Anyway, I am going to get everything ready for tomorrow and go to bed. I don't want to look like a zombie in the morning. Hopefully I will have good news in the job department soon...

Wednesday, July 20, 2011

new stuffffff

My sunburn is almost gone. It peeled really bad last week, and it's still kind of a purpley-red color, and it itches, but it is much better. I still look ridiculous, but whatever...

I have been working a lot lately, because I am very behind on bills. I didn't pay the last part of my rent until the 15th. I am finally starting to get caught up on my bills, but there are a lot of things coming up that I need a lot of money for, and I'm getting scared. I only have like $1.33 in my bank account, and I don't get paid until the 29th. And my paycheck isn't going to be fantastic because I only make minimum wage... So I am going to end up having to borrow money from my parents, and I do NOT want to do that. I have already borrowed $90 from David. I hate being poor.

I have been applying for jobs and sending resumes for the last two weeks, and I have gotten nothing but rejections so far. I am under-qualified for everything, because the only jobs I've ever had were food services or retail. It's frustrating, because I know that if I actually got an interview I would most likely get the job. I just wish people would give me the benefit of the doubt...

Wednesday, July 6, 2011

I just can't catch a break

I really hate my life. If it's not one thing, it's another.

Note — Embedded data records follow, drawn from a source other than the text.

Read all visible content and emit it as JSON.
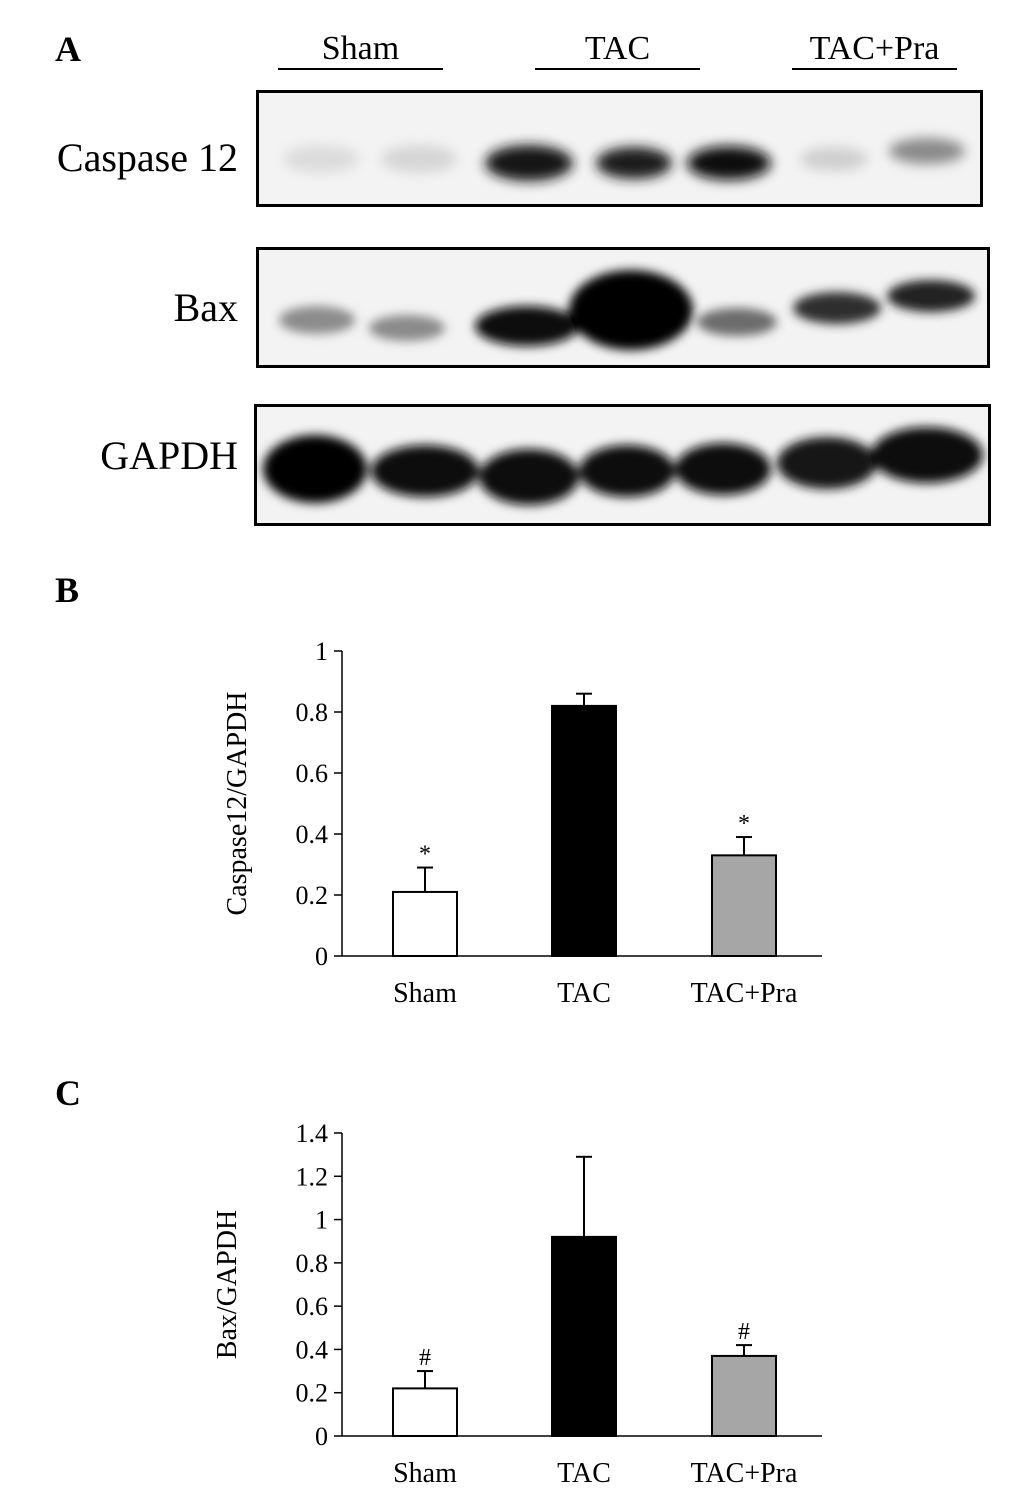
{
  "panel_a": {
    "label": "A",
    "groups": [
      "Sham",
      "TAC",
      "TAC+Pra"
    ],
    "proteins": [
      "Caspase 12",
      "Bax",
      "GAPDH"
    ]
  },
  "chart_data": [
    {
      "panel": "B",
      "type": "bar",
      "categories": [
        "Sham",
        "TAC",
        "TAC+Pra"
      ],
      "values": [
        0.21,
        0.82,
        0.33
      ],
      "error": [
        0.08,
        0.04,
        0.06
      ],
      "annotations": [
        "*",
        "",
        "*"
      ],
      "ylabel": "Caspase12/GAPDH",
      "xlabel": "",
      "title": "",
      "ylim": [
        0,
        1
      ],
      "yticks": [
        0,
        0.2,
        0.4,
        0.6,
        0.8,
        1
      ],
      "ytick_labels": [
        "0",
        "0.2",
        "0.4",
        "0.6",
        "0.8",
        "1"
      ],
      "bar_colors": [
        "#ffffff",
        "#000000",
        "#a6a6a6"
      ]
    },
    {
      "panel": "C",
      "type": "bar",
      "categories": [
        "Sham",
        "TAC",
        "TAC+Pra"
      ],
      "values": [
        0.22,
        0.92,
        0.37
      ],
      "error": [
        0.08,
        0.37,
        0.05
      ],
      "annotations": [
        "#",
        "",
        "#"
      ],
      "ylabel": "Bax/GAPDH",
      "xlabel": "",
      "title": "",
      "ylim": [
        0,
        1.4
      ],
      "yticks": [
        0,
        0.2,
        0.4,
        0.6,
        0.8,
        1,
        1.2,
        1.4
      ],
      "ytick_labels": [
        "0",
        "0.2",
        "0.4",
        "0.6",
        "0.8",
        "1",
        "1.2",
        "1.4"
      ],
      "bar_colors": [
        "#ffffff",
        "#000000",
        "#a6a6a6"
      ]
    }
  ]
}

This past week has been relatively symptom-free as far as my POTS is concerned, and on Monday, the fourth, I was actually able to hang out with my family all day OUTSIDE (this is a huge accomplishment) with little to no symptoms. Except I was an idiot, and didn't put sunscreen on my legs, so now they are so sunburned I can hardly move. They are incredibly swollen, and I have what appears to be the beginning of a blister on my right thigh. I have gone through almost a whole bottle of aloe and it doesn't really seem to be helping much beyond the actual application cooling my legs off momentarily. Cool baths help a little more, but they're extremely difficult to do, not to mention the fact that I freeze the whole time I'm in there. I have missed two days of work due to this already, when I really needed to be working so that I can pay rent on Friday (which is already three days past due...)... I have no idea how I'm going to pay rent, but I can't even move, let alone think about how I'm going to deal with that.

On top of all that, Jessie has an amoeba in her eye or something, so she has really needed me this week and I couldn't be there for her because I've been in so much pain myself. I feel like a huge letdown.

AND... David keeps telling me how me being sick all the time is bringing him down and making his life miserable and what not, and that is making me feel even more miserable than I already do. I finally told him last night that some days I wish he weren't in my life because I feel like that might make my life easier. It went over better than I thought it would, but now I'm scared he's going to use it to break up with me and make it sound like it's what I wanted. (Which isn't true. I don't want to break up, I just want him to stop telling me how miserable I make him.) It's just super frustrating to deal with all this shit that's already going on with me and not have the support of the one who should be the most supportive. Especially considering my parents think I'm batshit crazy.

Anyway, I'm trying to find jobs online right now, so I'm distracted. More later.